Surprise! As much bad news that carbs get recently, the key to a long, healthy life is to eat more carbs not less! The difference is knowing which carbs to consume and which to avoid. To consume more of: good, complex carbs and to avoid: bad and simple carbs. Let me explain the difference:

 

Good carbs fresh fruit; non-starchy vegetables, non-gluten grains; nuts and legumes; and non-pasteurized dairy products.

 

Bad carbs: refined grains, white potatoes, soda, and sugar, processed meat and veggies and processed fruits.

 

To manage this, here you have three steps:

 

  1. Follow the Glycemic Index (GI)

 

The Glycemic Index ranks foods according to their effect on your blood glucose level.

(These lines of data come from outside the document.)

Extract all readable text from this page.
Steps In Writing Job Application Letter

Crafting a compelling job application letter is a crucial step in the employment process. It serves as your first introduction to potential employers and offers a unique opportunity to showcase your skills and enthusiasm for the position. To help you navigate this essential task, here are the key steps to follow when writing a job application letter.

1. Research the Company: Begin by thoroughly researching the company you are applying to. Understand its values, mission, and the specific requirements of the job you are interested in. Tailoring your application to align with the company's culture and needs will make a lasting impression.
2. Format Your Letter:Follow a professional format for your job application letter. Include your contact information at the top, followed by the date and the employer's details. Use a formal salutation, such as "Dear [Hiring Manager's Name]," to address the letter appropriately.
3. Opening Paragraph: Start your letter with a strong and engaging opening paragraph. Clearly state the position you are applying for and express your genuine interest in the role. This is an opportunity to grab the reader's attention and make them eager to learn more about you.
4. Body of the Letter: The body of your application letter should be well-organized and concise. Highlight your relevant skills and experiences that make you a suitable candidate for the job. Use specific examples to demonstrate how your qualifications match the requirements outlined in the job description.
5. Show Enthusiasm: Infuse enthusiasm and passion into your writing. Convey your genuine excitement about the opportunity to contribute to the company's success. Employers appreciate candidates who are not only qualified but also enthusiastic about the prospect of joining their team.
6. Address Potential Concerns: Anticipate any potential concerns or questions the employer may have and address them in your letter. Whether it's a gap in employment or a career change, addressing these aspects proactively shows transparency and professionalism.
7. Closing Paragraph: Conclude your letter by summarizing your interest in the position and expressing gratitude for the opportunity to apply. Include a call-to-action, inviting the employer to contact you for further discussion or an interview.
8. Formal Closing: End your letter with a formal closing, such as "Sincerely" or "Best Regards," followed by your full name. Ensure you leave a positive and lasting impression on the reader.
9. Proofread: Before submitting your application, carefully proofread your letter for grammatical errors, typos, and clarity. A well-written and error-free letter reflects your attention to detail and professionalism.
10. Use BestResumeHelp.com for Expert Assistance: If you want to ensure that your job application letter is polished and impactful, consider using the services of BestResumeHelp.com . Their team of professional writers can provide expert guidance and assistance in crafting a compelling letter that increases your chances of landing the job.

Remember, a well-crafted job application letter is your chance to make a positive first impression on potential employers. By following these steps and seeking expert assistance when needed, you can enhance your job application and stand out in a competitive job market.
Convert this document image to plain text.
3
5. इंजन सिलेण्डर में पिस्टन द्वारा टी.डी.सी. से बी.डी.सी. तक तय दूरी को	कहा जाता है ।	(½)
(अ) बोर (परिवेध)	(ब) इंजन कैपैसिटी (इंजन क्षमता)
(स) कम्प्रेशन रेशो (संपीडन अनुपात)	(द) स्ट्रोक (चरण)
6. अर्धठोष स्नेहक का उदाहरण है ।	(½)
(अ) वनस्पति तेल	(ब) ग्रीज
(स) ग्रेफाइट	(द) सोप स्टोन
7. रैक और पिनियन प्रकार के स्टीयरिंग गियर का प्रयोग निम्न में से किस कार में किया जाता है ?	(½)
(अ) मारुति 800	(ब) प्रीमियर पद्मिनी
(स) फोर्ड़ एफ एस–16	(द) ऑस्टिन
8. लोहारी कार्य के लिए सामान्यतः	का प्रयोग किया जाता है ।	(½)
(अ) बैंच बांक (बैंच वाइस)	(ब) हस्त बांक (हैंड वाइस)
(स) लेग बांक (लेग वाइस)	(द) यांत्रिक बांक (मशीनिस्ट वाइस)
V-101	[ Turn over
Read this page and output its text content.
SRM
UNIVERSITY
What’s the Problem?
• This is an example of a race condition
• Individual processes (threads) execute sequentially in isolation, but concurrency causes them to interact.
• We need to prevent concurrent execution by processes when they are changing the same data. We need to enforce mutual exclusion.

Foods with a high GI, such as white bread and short-grained white rice, are converted almost immediately to blood sugar, causing your blood sugar levels to spike rapidly.

 

Low GI foods, such as brown rice, are digested much more slowly causing a lower, more gradual change in blood sugar levels.

 

You can find copies of the GI Index online. Print out a copy and start referring to it before you eat any carbs.

 

  1. Eat more fiber

 

The amount of fiber contained, makes the difference between the two carb categories.

 

The benefits of fiber:

 

  • It lowers blood sugar level
  • It slows absorption of sugar into the blood, helping us avoid dangerous blood sugar peaks and valleys
  • It helps prevent constipation and may help prevent colon cancer
  • It makes you feel fuller so you end up eating less, because you crave a lot less.

 

Make a concerted effort to eat more fiber. Fiber can be found in high amounts in fruits, vegetables and beans.

 

  1. Try to read the labels on stuff you buy

 

Three things to look after on the labels are:

 

  • Total Carbohydrates – this gives you the total amount of carbohydrates in the food, per serving. Often, grams of “fiber,” grams of “sugars” and grams of “other carbohydrates” add up to the grams of “total carbohydrates” on the label.
  • Dietary Fiber – this refers to the total amount of fiber in the food, per serving.
  • Sugars – this gives you the total amount of carbohydrates from sugar in the food, from all sources – natural sources like lactose and fructose as well as added sugars like high-fructose corn syrup.